Shortly after our arrival, a man in a large straw hat with a thin red beard sat down at a table, grabbed five people, and commanded them to “empty their minds, and draw.” These five strangers then attempted to paint a portrait in sharpie of the person across them, all while sitting through a barrage of life advice and the strangest biography one could reasonably expect to hear at a “college party.” It took us about 15 minutes to realize that he was actually a Vincent Van Gogh impersonator. This was how the night began. The Barnes Foundation is home to the Barnes Collection, which is the single largest collection of paintings by Renoir and Cezanne, in addition to numerous others by Picasso, Matisse, and the real Van Gogh. Barnes tirelessly collected these works during the 1920s-1950s, and carefully arranged them into their current arrangement in the collection.
The collection is strangely arranged at first glance; the rooms are filled to the brim with impressionist paintings, Chinese and Native American paintings, Cubist statuary, 500-year-old kitchen equipment and overzealous security guards. In one room will hang five Cezanne’s, two Matisse’s, a Van Gogh, a Picasso, a painting by an unknown Chinese artist from the 16th Century, and a pair of scissors made in Spain. One room is filled entirely with unfinished sketches by Cezanne, Matisse, and Picasso. Some of these are their own works of art, and some look like a throwaway sketch of a boy/dwarf that Picasso spilled coffee on after three minutes of work and tried to toss. The collection doesn’t just hold impressionist art however; William Glackens, an American painter (who helped Barnes gather many of the paintings in the collection), has his paintings and illustrations hung up right next to Picasso.
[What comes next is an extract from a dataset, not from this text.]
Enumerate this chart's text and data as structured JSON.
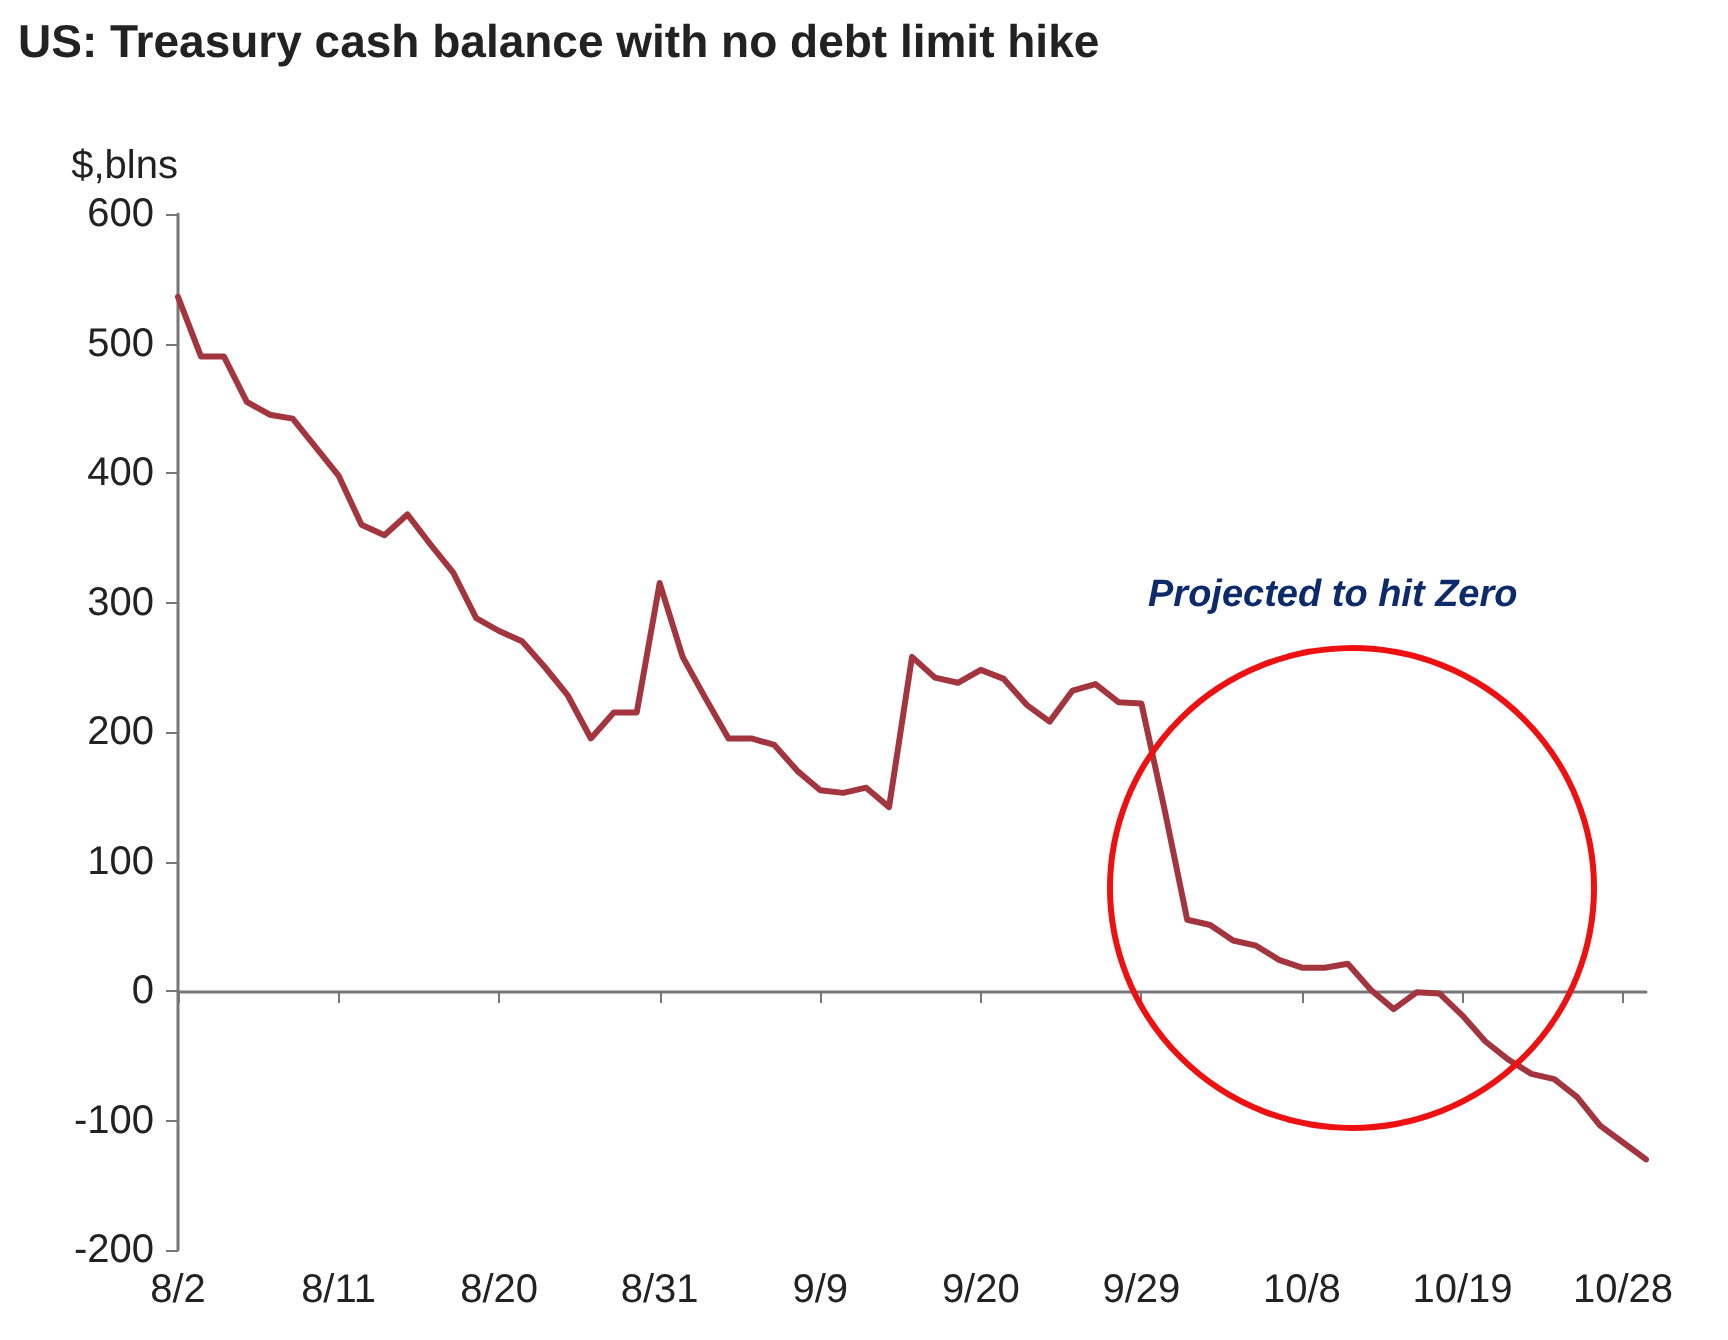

The collection only has about 20 rooms, and it took us about half an hour to get around. As soon as we went out of the collection back into the foyer, we realized that the interpretive dance had started without us.
The crowd at the “college party” was fairly mixed in age, as around half of the attendees were college-aged. It was easy to tell who was who, as the college kids had a different color tag from everyone else (or everyone else had a different color tag from us. Hard to say.). Thankfully there wasn’t much time to mingle, as there was far too much interpretive dance to watch. I’ve never been one to appreciate interpretive/any dancing, but the energy of the live band was infectious. The first dance took place between a man and a woman. They swirled around each other as the music swelled in and out. As far as I could tell, it was an allegory for either marriage, debate, or the current state of American college tuition. As the music reached its final climax, the woman flung herself to the ground. The man bowed down on his knees as the music faded. We scarce had time to absorb what happened before the man rose, grabbed the mic, and thanked the Barnes Foundation for having him out. He told us he had a great show for us, and the band leapt into the next song. The woman barely shifted from her prone position, only moving to put her hands behind her head, and to tap her feet to the rhythm of the R&B singer from Instagram. Now that I think about it, I’m settling on college tuition. Pretty soon, there was an interpretive dance mosh pit developing, and we decided it would be best to leave before things got too crazy. It was 8 p.m. on a school night, after all, and we didn’t want to stay out too late at a college party that didn’t offer free food.